Once upon a time, before mass tourism reached this remote corner of the Peruvian Andes, reaching Machu Picchu along the famous Inca Trail was the country’s real challenge. Nowadays, thanks to a luxury tourist train, one can reach the citadel with minimal effort. The challenge of climbing its sister mountain peaks of Huayna Picchu, however, is still very much on offer.
Machu Picchu’s lesser-known sister (standing tall behind the famed Inca site in the pic above), is a bit of a challenge, although mostly only for those who suffer vertigo. The climb is a bit on the hairy side, with a steep trail, eye-watering drops, and some scrambling which requires light finesse, but no technical climbing experience. Given the altitude, climbing Huayna Picchu does require a bit of fitness. Nevertheless, if you have nerves of steel and plenty of determination, there’s no reason why nearly everyone can’t bag this one.
Climbing up to the 2717m-high relatively easy mountain peaks of Huayna Picchu is one of the most underrated highlights in this neck of the woods, so if you can’t stomach a multi-day hike along the original Inca Trail to reach Machu Picchu, you can at least feel like you’ve earned your visit. The trick to successfully conquering this peak in just a couple of hours (one way) is to take it easy. Step aside (to let others through) and take plenty of rests and you should be just fine.
The Matterhorn is one of Europe’s most magnificent mountain peaks, renowned worldwide for being the iconic picture on Toblerone chocolates. The Matterhorn itself is certainly not an easy mountain peak to climb (a dozen people die every year trying to conquer it so best give that one a miss if you’re not experienced), but its lower and much more forgiving brother next door, the Klein Matterhorn, is a whole different story. Why? Because some genius thought it would a great idea to build a cable-car to the top!
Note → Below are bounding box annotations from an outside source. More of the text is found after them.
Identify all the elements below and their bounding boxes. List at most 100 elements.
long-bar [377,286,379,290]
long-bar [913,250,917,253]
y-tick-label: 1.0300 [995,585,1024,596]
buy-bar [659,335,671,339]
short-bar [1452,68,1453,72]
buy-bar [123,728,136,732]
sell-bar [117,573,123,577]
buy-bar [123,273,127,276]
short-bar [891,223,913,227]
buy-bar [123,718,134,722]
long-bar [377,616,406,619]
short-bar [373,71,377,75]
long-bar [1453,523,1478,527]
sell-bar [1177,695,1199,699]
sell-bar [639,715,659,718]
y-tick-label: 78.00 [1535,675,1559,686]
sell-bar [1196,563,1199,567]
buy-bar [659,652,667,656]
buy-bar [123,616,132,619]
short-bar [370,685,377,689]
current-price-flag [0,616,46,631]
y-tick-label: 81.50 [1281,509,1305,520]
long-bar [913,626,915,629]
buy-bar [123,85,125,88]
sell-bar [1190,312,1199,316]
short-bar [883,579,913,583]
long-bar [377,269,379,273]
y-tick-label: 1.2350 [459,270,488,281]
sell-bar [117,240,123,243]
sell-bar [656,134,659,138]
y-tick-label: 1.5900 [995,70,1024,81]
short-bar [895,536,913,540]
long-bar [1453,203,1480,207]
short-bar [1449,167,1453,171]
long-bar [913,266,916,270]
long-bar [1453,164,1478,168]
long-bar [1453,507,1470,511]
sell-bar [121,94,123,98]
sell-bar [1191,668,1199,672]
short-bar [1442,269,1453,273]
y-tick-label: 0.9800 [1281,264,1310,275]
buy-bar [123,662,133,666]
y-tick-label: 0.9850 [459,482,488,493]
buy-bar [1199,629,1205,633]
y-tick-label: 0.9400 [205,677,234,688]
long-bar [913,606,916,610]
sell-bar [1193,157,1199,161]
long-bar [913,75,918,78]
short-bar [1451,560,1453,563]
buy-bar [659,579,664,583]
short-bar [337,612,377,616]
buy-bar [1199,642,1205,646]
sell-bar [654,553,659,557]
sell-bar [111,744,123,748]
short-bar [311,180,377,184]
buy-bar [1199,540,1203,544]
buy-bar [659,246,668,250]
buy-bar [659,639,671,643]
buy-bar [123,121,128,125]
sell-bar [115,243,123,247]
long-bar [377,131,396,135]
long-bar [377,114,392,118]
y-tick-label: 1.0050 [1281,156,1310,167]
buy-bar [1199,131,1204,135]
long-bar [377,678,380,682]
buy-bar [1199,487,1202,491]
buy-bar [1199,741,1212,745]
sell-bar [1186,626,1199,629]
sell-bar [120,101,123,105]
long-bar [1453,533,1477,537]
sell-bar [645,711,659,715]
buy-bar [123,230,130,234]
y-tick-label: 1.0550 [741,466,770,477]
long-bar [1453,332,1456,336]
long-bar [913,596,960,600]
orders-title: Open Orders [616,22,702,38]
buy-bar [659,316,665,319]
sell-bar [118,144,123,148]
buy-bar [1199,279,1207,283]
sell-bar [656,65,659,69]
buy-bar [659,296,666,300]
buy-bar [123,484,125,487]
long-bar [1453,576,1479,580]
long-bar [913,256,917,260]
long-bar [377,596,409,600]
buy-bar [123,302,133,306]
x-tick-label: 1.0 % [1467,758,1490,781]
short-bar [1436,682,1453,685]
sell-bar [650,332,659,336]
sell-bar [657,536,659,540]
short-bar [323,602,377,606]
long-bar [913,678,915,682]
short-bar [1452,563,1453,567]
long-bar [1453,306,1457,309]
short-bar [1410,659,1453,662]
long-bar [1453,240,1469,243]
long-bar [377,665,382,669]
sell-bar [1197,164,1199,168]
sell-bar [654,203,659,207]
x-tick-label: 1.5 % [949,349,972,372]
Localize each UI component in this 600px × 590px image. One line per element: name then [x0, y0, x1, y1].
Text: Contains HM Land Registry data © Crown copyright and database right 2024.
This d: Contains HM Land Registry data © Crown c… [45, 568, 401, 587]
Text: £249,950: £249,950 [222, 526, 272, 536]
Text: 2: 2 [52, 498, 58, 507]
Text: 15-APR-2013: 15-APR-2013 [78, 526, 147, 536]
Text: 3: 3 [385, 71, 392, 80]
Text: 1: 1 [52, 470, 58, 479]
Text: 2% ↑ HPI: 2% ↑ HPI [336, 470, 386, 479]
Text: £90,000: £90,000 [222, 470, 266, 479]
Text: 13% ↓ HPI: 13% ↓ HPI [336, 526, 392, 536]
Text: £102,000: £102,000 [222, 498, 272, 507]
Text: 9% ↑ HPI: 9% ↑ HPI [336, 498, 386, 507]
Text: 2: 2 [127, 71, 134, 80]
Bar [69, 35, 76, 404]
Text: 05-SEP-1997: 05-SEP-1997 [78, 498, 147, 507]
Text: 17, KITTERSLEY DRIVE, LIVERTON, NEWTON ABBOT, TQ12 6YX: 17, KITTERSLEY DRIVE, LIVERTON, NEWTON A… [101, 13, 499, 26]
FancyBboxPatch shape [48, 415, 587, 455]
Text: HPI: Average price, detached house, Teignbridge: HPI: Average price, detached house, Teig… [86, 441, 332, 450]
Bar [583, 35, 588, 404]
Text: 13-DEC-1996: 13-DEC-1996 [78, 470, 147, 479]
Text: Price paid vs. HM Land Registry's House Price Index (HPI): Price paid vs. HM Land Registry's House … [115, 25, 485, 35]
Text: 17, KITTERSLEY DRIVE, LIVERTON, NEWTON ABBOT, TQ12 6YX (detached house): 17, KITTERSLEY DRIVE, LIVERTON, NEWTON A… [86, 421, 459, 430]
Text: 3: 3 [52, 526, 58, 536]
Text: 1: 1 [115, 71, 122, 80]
The Klein Matterhorn aerial tramway does all the hard work for you (ok, that’s a little bit of cheating) leaving you with merely 10 easy, wonderful, enjoyable meters to cover on foot to reach the peak. The tram (and newly-opened glacier cable-car) stop at 3883m and is the highest point you can reach by cable car in all of Europe and a sensational spot from where to admire the nearby Matterhorn in all its incredible, alpine glory.
If you really must climb something in this startling region, then use this as your starting point for reaching the peak of Breithorn (you’ll see that too from the viewing platform) a ‘relatively’ easy climbing feat (3hrs, on average) but one that does require guidance and some snow-climbing equipment. See? Something for everyone!
One of the most awe-inspiring granite monoliths in the Yosemite Valley is arguably easier to conquer than it would seem. Sure, you will have to scramble across a death-defying drop whilst holding on to a handrail in one section but, in the end, it’s actually a not-too-difficult peak to conquer.
Reaching the 2682m-high peak of Half Dome is certainly an exhilarating affair of its own accord, yet it’s the views from the top that make for the best rewards of all.